A Congregação de Nossa Senhora (Colégio Notre Dame) saiu vencedora da briga judicial contra o Ecad, que pretendia cobrar direitos autorais pelas músicas veiculadas durante as festas juninas e julinas da instituição.

1/3/2011


Direitos autorais

TJ/RJ - Escola poderá tocar músicas folclóricas sem pagar ao Ecad

A Congregação de Nossa Senhora (Colégio Notre Dame) saiu vencedora da briga judicial contra o Ecad, que pretendia cobrar direitos autorais pelas músicas veiculadas durante as festas juninas e julinas da instituição.

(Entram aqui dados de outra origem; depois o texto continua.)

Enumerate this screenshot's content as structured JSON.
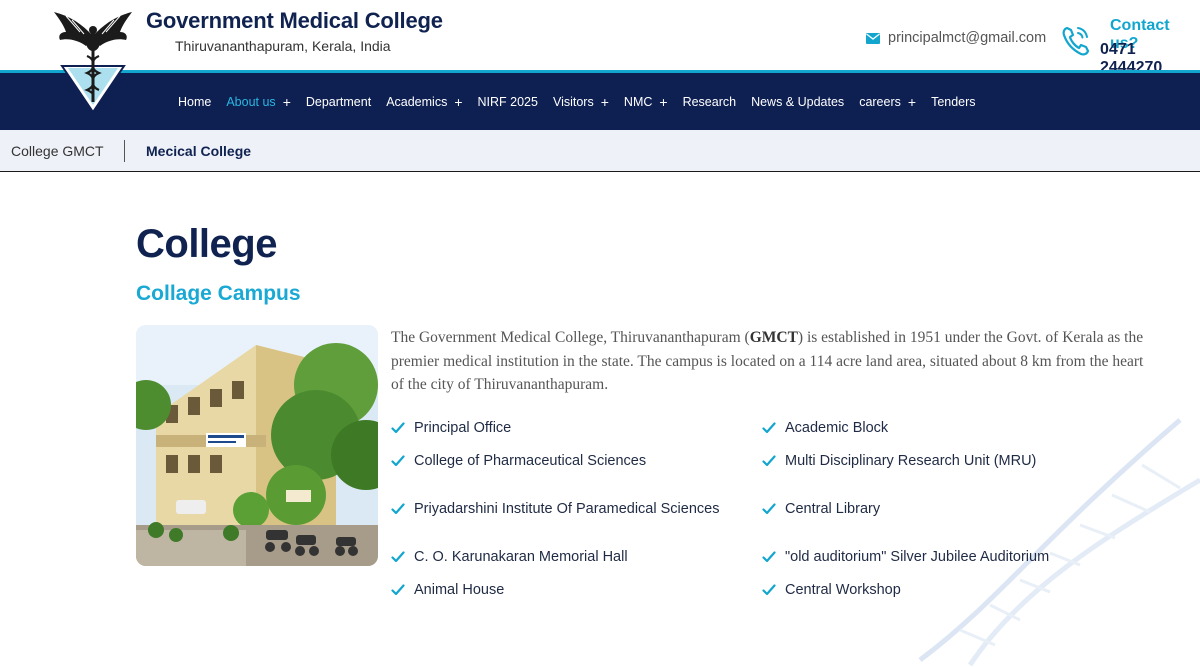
{
  "header": {
    "title": "Government Medical College",
    "subtitle": "Thiruvananthapuram, Kerala, India",
    "email": "principalmct@gmail.com",
    "contact_label": "Contact us?",
    "contact_phone": "0471 2444270",
    "icons": {
      "email": "envelope-icon",
      "phone": "phone-call-icon"
    },
    "colors": {
      "navy": "#0e1f52",
      "accent": "#12a6cf"
    }
  },
  "nav": {
    "items": [
      {
        "label": "Home",
        "has_submenu": false,
        "active": false
      },
      {
        "label": "About us",
        "has_submenu": true,
        "active": true
      },
      {
        "label": "Department",
        "has_submenu": false,
        "active": false
      },
      {
        "label": "Academics",
        "has_submenu": true,
        "active": false
      },
      {
        "label": "NIRF 2025",
        "has_submenu": false,
        "active": false
      },
      {
        "label": "Visitors",
        "has_submenu": true,
        "active": false
      },
      {
        "label": "NMC",
        "has_submenu": true,
        "active": false
      },
      {
        "label": "Research",
        "has_submenu": false,
        "active": false
      },
      {
        "label": "News & Updates",
        "has_submenu": false,
        "active": false
      },
      {
        "label": "careers",
        "has_submenu": true,
        "active": false
      },
      {
        "label": "Tenders",
        "has_submenu": false,
        "active": false
      }
    ],
    "submenu_symbol": "+"
  },
  "breadcrumb": {
    "parent": "College GMCT",
    "current": "Mecical College"
  },
  "main": {
    "title": "College",
    "section_title": "Collage Campus",
    "intro_part1": "The Government Medical College, Thiruvananthapuram (",
    "intro_bold": "GMCT",
    "intro_part2": ") is established in 1951 under the Govt. of Kerala as the premier medical institution in the state.  The campus is located on a 114 acre land area, situated about 8 km from the heart of the city of Thiruvananthapuram.",
    "facilities_left": [
      "Principal Office",
      "College of Pharmaceutical Sciences",
      "Priyadarshini Institute Of Paramedical Sciences",
      "C. O. Karunakaran Memorial Hall",
      "Animal House"
    ],
    "facilities_right": [
      "Academic Block",
      "Multi Disciplinary Research Unit (MRU)",
      "Central Library",
      "\"old auditorium\" Silver Jubilee Auditorium",
      "Central Workshop"
    ],
    "list_icon": "checkmark-icon"
  }
}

Para a Congregação, que propôs ação de desconstituição de débito, o uso das canções representaria uma simples comemoração de grande valor cultural que faz parte do calendário da grande maioria dos colégios brasileiros.

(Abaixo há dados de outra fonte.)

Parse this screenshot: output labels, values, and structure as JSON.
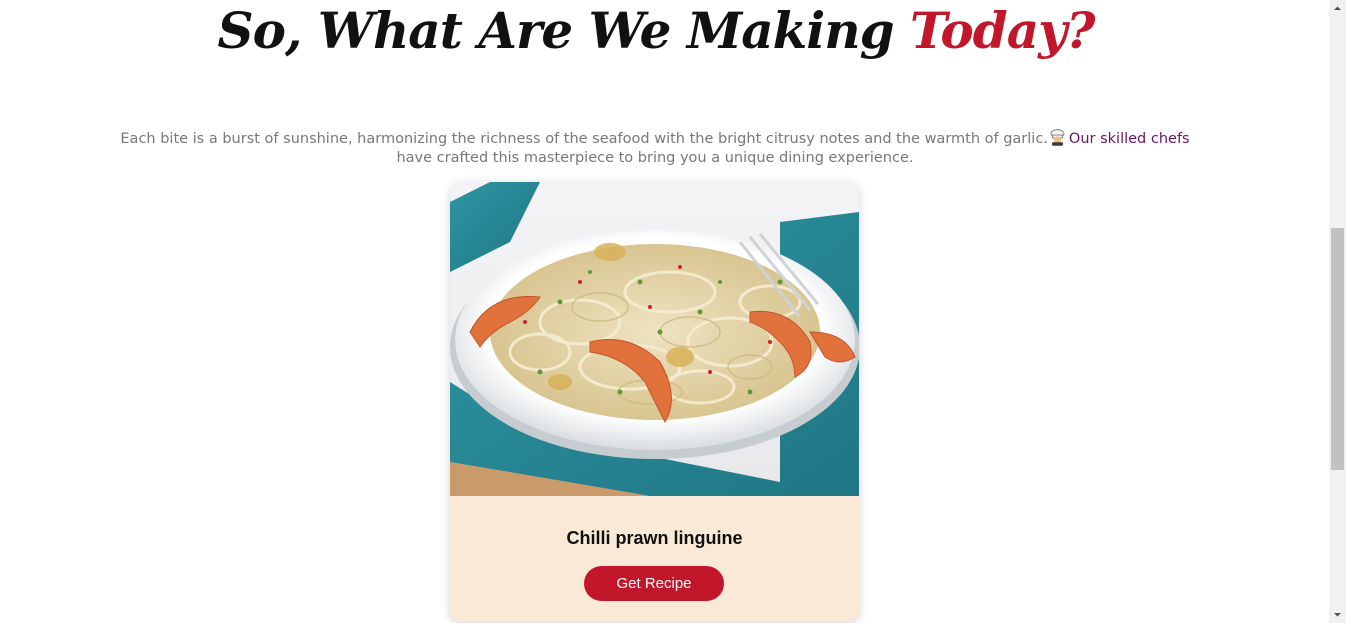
{
  "section": {
    "heading_main": "So, What Are We Making ",
    "heading_accent": "Today?",
    "intro_text": "Each bite is a burst of sunshine, harmonizing the richness of the seafood with the bright citrusy notes and the warmth of garlic.",
    "intro_link": "Our skilled chefs",
    "intro_text_after": " have crafted this masterpiece to bring you a unique dining experience.",
    "chef_icon": "chef-emoji-icon"
  },
  "card": {
    "image_subject": "chilli-prawn-linguine-photo",
    "title": "Chilli prawn linguine",
    "button_label": "Get Recipe"
  },
  "colors": {
    "accent": "#c2162a",
    "link": "#6a1466",
    "card_background": "#f9e9d6",
    "body_text": "#77777c"
  },
  "scrollbar": {
    "position_fraction": 0.4
  }
}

O Ecad alegava, no entanto, que somente escolas de músicas poderiam ter a isenção prevista na lei 9.610/98 (clique aqui) e que não é necessário a obtenção de lucro por parte daquele que veicula obra artística para caracterizar a obrigação de pagar a retribuição autoral. Ainda segundo o escritório de arrecadação, o Colégio Notre Dame é uma sociedade empresária, voltada ao ensino regular, que se utiliza da música para vencer os concorrentes tornando suas atividades mais agradáveis.

Segundo o relator, desembargador Antonio Iloízio Barro Bastos, da 12ª câmara Cível do TJ/RJ, a veiculação das canções em festas folclóricas nas escolas não enseja a cobrança pretendida pelo Ecad porque não tem como objetivo o lucro, "uma vez que os pais dos alunos não colocam seus filhos em uma escola só porque a festa por ela promovida é melhor ou tem as melhores músicas".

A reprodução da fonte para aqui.